Premium
Reducing Streamflow Forecast Uncertainty: Application and Qualitative Assessment of the Upper Klamath River Basin, Oregon 1
Author(s) -
Hay Lauren E.,
McCabe Gregory J.,
Clark Martyn P.,
Risley John C.
Publication year - 2009
Publication title -
jawra journal of the american water resources association
Language(s) - English
Resource type - Journals
SCImago Journal Rank - 0.957
H-Index - 105
eISSN - 1752-1688
pISSN - 1093-474X
DOI - 10.1111/j.1752-1688.2009.00307.x
Subject(s) - streamflow , geopotential height , environmental science , snowmelt , climatology , structural basin , drainage basin , hydrology (agriculture) , meteorology , geology , snow , precipitation , geography , paleontology , cartography , geotechnical engineering
The accuracy of streamflow forecasts depends on the uncertainty associated with future weather and the accuracy of the hydrologic model that is used to produce the forecasts.
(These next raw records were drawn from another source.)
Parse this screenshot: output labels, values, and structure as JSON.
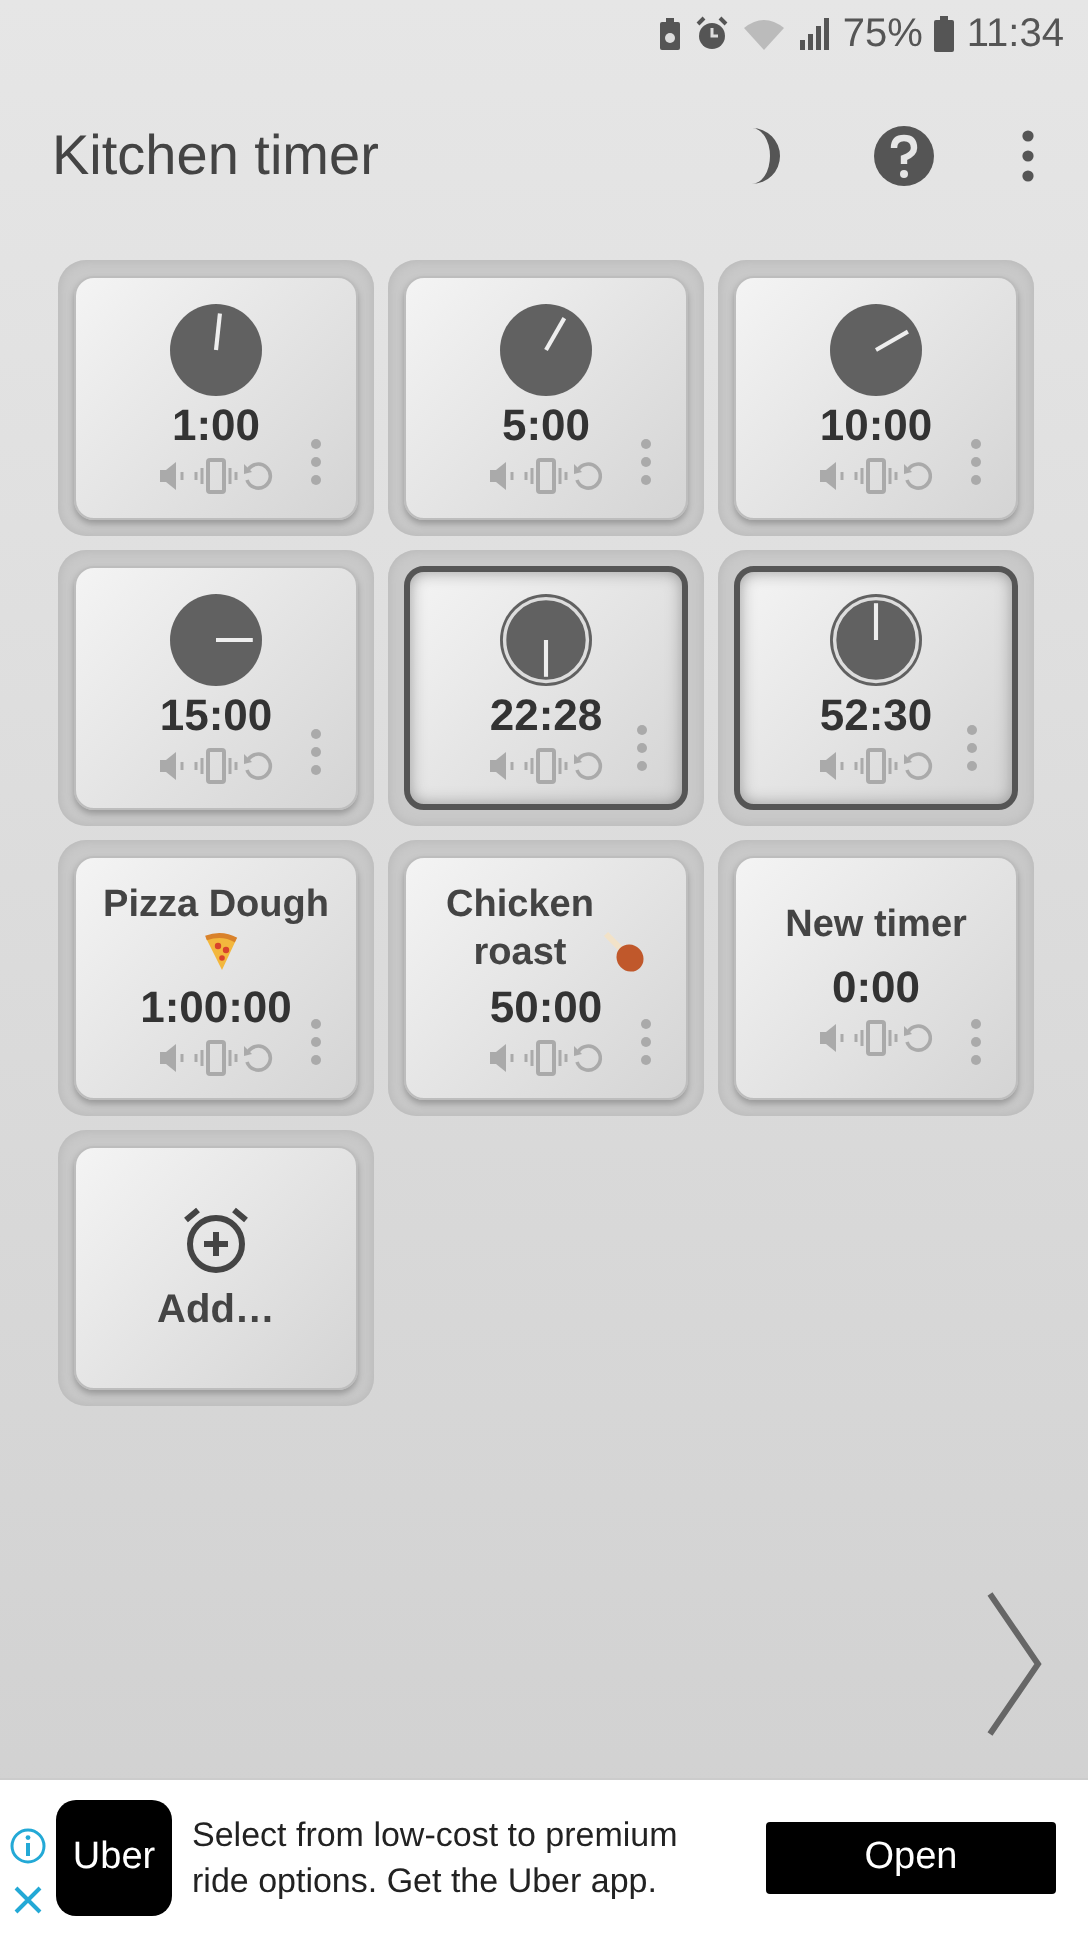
{
  "status_bar": {
    "battery": "75%",
    "time": "11:34"
  },
  "app_bar": {
    "title": "Kitchen timer"
  },
  "timers": [
    {
      "kind": "dial",
      "time": "1:00",
      "running": false
    },
    {
      "kind": "dial",
      "time": "5:00",
      "running": false
    },
    {
      "kind": "dial",
      "time": "10:00",
      "running": false
    },
    {
      "kind": "dial",
      "time": "15:00",
      "running": false
    },
    {
      "kind": "dial",
      "time": "22:28",
      "running": true
    },
    {
      "kind": "dial",
      "time": "52:30",
      "running": true
    },
    {
      "kind": "named",
      "name": "Pizza Dough",
      "time": "1:00:00",
      "running": false
    },
    {
      "kind": "named",
      "name": "Chicken roast",
      "time": "50:00",
      "running": false
    },
    {
      "kind": "new",
      "name": "New timer",
      "time": "0:00",
      "running": false
    }
  ],
  "add_button": {
    "label": "Add…"
  },
  "ad": {
    "logo": "Uber",
    "text": "Select from low-cost to premium ride options. Get the Uber app.",
    "button": "Open"
  }
}
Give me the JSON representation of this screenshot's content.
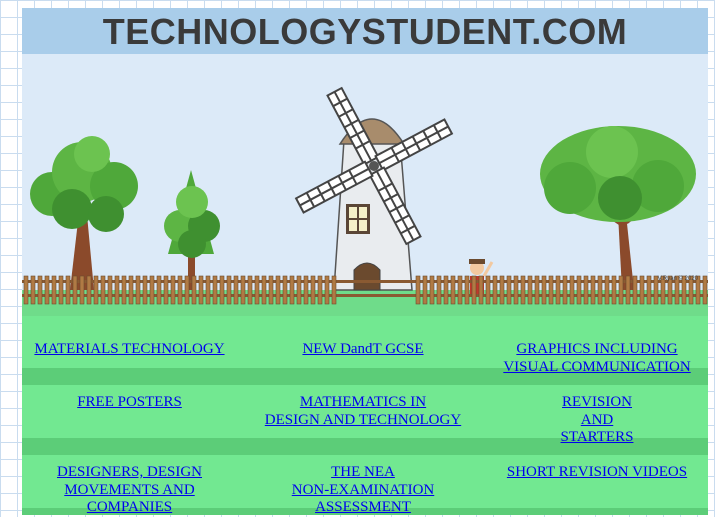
{
  "banner": {
    "title": "TECHNOLOGYSTUDENT.COM",
    "credit": "V.Ryan © 2020"
  },
  "links": [
    [
      "MATERIALS TECHNOLOGY"
    ],
    [
      "NEW DandT GCSE"
    ],
    [
      "GRAPHICS INCLUDING ",
      "VISUAL COMMUNICATION"
    ],
    [
      "FREE POSTERS"
    ],
    [
      "MATHEMATICS IN",
      "DESIGN AND TECHNOLOGY"
    ],
    [
      "REVISION ",
      "AND",
      "STARTERS"
    ],
    [
      "DESIGNERS, DESIGN",
      "MOVEMENTS AND",
      "COMPANIES"
    ],
    [
      "THE NEA",
      "NON-EXAMINATION",
      "ASSESSMENT"
    ],
    [
      "SHORT REVISION VIDEOS"
    ]
  ],
  "colors": {
    "link": "#0000ee",
    "link_panel": "#72e891",
    "link_band": "#5ccd78",
    "banner_header": "#a9cdea",
    "sky": "#dceaf8"
  }
}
We present a method for streamflow forecasting where hydrologic model parameters are selected based on the climate state. Parameter sets for a hydrologic model are conditioned on an atmospheric pressure index defined using mean November through February (NDJF) 700‐hectoPascal geopotential heights over northwestern North America [Pressure Index from Geopotential heights (PIG)]. The hydrologic model is applied in the Sprague River basin (SRB), a snowmelt‐dominated basin located in the Upper Klamath basin in Oregon. In the SRB, the majority of streamflow occurs during March through May (MAM). Water years (WYs) 1980‐2004 were divided into three groups based on their respective PIG values (high, medium, and low PIG). Low (high) PIG years tend to have higher (lower) than average MAM streamflow. Four parameter sets were calibrated for the SRB, each using a different set of WYs. The initial set used WYs 1995‐2004 and the remaining three used WYs defined as high‐, medium‐, and low‐PIG years. Two sets of March, April, and May streamflow volume forecasts were made using Ensemble Streamflow Prediction (ESP). The first set of ESP simulations used the initial parameter set. Because the PIG is defined using NDJF pressure heights, forecasts starting in March can be made using the PIG parameter set that corresponds with the year being forecasted. The second set of ESP simulations used the parameter set associated with the given PIG year. Comparison of the ESP sets indicates that more accuracy and less variability in volume forecasts may be possible when the ESP is conditioned using the PIG. This is especially true during the high‐PIG years (low‐flow years).